While it was never our local lenders who created the “mortgage meltdown,” a couple of post-2008 regulations have severely impacted (especially) local mortgage brokers. Remember, there are mortgage brokers and banks.
The “Safe Act of 2008” created the National Mortgage Licensing System (NMLS). Licensing attempted to create uniformity in lending nationwide. For some reason, banks and credit unions are not required to employ licensed loan officers. They only need to register. While their loan officers are not required to have formal training, most do.
Another regulation, HRS 454 requires mortgage solicitors to have a physical presence (office, car, house) in the State of Hawaii. Even so, buyers sometimes opt to use mainland lenders. Unfortunately, these lenders don’t always understand Hawaii issues.

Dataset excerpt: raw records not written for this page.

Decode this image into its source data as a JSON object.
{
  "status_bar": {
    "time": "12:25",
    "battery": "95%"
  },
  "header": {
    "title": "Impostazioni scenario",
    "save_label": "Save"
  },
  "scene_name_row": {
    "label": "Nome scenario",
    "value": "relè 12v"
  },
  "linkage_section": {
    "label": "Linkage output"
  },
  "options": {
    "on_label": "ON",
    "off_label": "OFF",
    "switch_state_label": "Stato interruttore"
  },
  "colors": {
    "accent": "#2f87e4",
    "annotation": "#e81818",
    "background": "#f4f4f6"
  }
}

In two recent sales, the buyers wanted to use their mainland credit union. As mentioned, banks and credit unions are exempt from HRS 454. Watch this. They didn’t understand cesspools, lava zones, catchment water, water testing, zoning, or survey encroachment tolerances, and they didn’t get that there’s no way for catchment water to touch a cesspool. They didn’t understand that Photo Voltaic is not the same as Solar Hot Water. They were unaware (or even believe) that some loan standards contained in underwriting guidelines have specific waivers at the local level. Get the drift? Using a mainland lender can create unnecessary challenges.
Think local, but even then, get a strong recommendation from a trusted REALTOR®. Keep in mind that not every lender has the same menu of loan products. Most banks and all credit unions only have access to their loan products. Local mortgage originators know how to address issues in advance. Be sure to ask. Layer the “Safe Act of 2008” and HRS 454 with the mountain of regulations created by Dodd-Frank, and lending has become extremely challenging.
Prior to Dodd-Frank, appraisals were fairly transportable, making it relatively easy to transfer an appraisal from one lender to the next. By creating a third-party appraisal management vendor (AMC), transportability has all but disappeared. And of course, banks and credit unions are not required to use AMCs. The discussion about AMCs is complicated, but post-2008 regulations seem to favor banks and credit unions.
Again, in my experience, it was never our local mortgage brokers who created the mortgage meltdown. Today those who have survived are among the cream of the crop. I’d trust any of them over an out-of-area lender any day!